Monday 27 May 2013

A Sackful of Sayings No: 9

It was not just the pizza in Sydney coming close to the elusive tastes and smells of my childhood I have searched for ever since, but it was also the waiters and the atmosphere.  They come from a world all but lost.  Like the conversations with the Jews of Melbourne, with their warm personalities and grief-driven pasts, a reminder of what might have been had I never left Boro Park, had the world not collapsed in the events of the last century, and had not my own self resisted each new environment.  This is the tragic paradox of history.


Two statements in the morning newspapers: (1) “If the pre-school schedule is reduced,” said a frantic working mother, “I will have to stay at home and look after my children”; and (2) “I am sixty-five,” said a hard-boiled journalist on the morning of his retirement, “and do not want to learn anything new.”  Not only could these remarks have been phrased more felicitously so as to mask the impressions of selfishness and willful ignorance, but the underlying changes in the way people think of the way they fit into society could have been made clearer and less aggressive.  It will probably take generations for people to be able to talk about their “issues” without using jargon and catch-phrases, to find a balance between individuality and responsibility, and to appreciate the creative tensions in their ability to create knowledge and take care of their families.  Meanwhile, the rest of us will have to suffer.

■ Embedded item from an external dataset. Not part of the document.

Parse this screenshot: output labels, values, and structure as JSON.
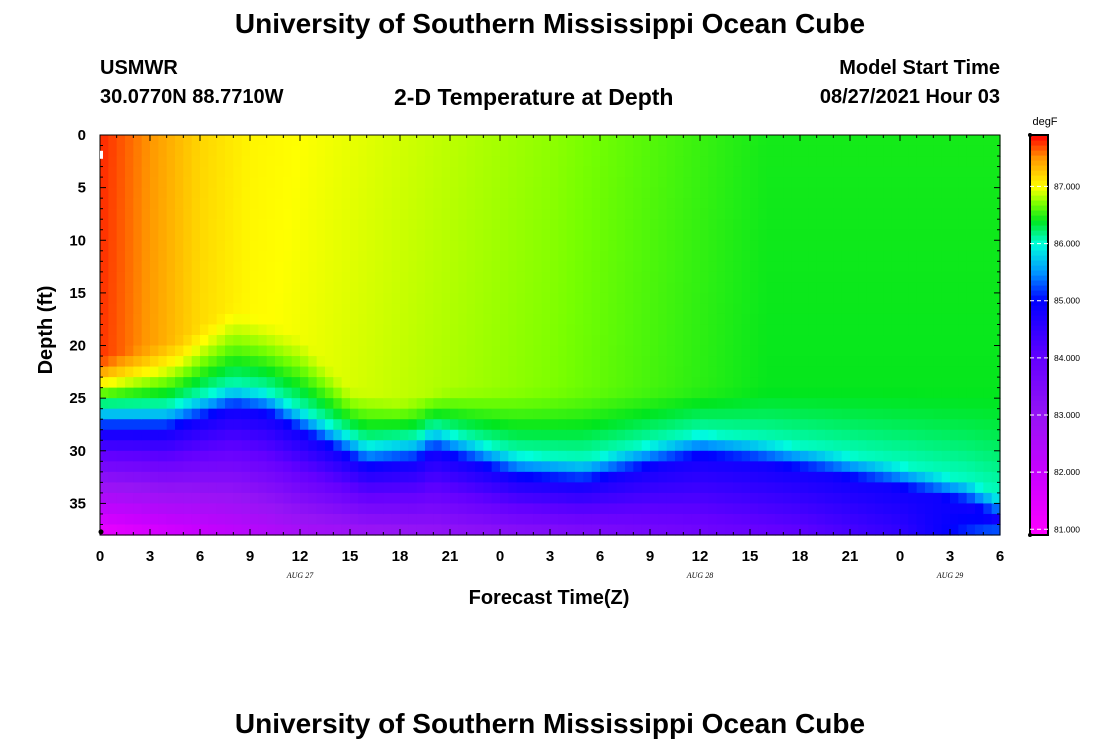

The horrid history of the past century has overwhelmed the fantasies of the nineteenth.  Unimaginative men and women did what the most poetic minds could never reach, not even Mirbeau in The Garden of Torments or Poe in his Pit and Pendulum.  Is it therefore true that there can be no literature after the Holocaust or must we take our own novels and verses as the secret places where the imagination has gone to rest and recuperate?


He is now over ninety and every week he walks past the photographs of his adolescent sisters in the Holocaust Museum.  They are beautiful young girls.  He asks everyone he meets there” Why?  My only answer:  “If there were reasons; it would not have happened!”


I force myself to read what the anti-Semites write.  Lies, distortions and slanders to be sure, but nothing in their ravings matches the dutiful and endless lists of deportees to the death camps and crematoria. 


If Socrates had been a rabbi, he would not have said he knew nothing and then tricked his interlocutors into confessing their own ignorance.  He would have shown how his own knowledge was based on his teachers and on his pupils. When his disciples argued with him on this and every other point, basing their arguments on his authority, they would laugh together.

I was not born until five years after Alfred Dreyfus died.  It took another seventy years before his fate touched my own.  He was such a different man than anyone I knew, it frightens me that we might never have become close friends.


At an Eugène Atget exhibition in Sydney I see sepia photographs of Paris, with a grainy play of light and shadow, and slide into a past I never knew.  At first, the only living things to be encountered are sleeping kittens curled up before ancient doorways.  Then shadows appear in the windows, figures lurk in doorways, and someone who looks like me sits inconspicuously in a dark corner of the street.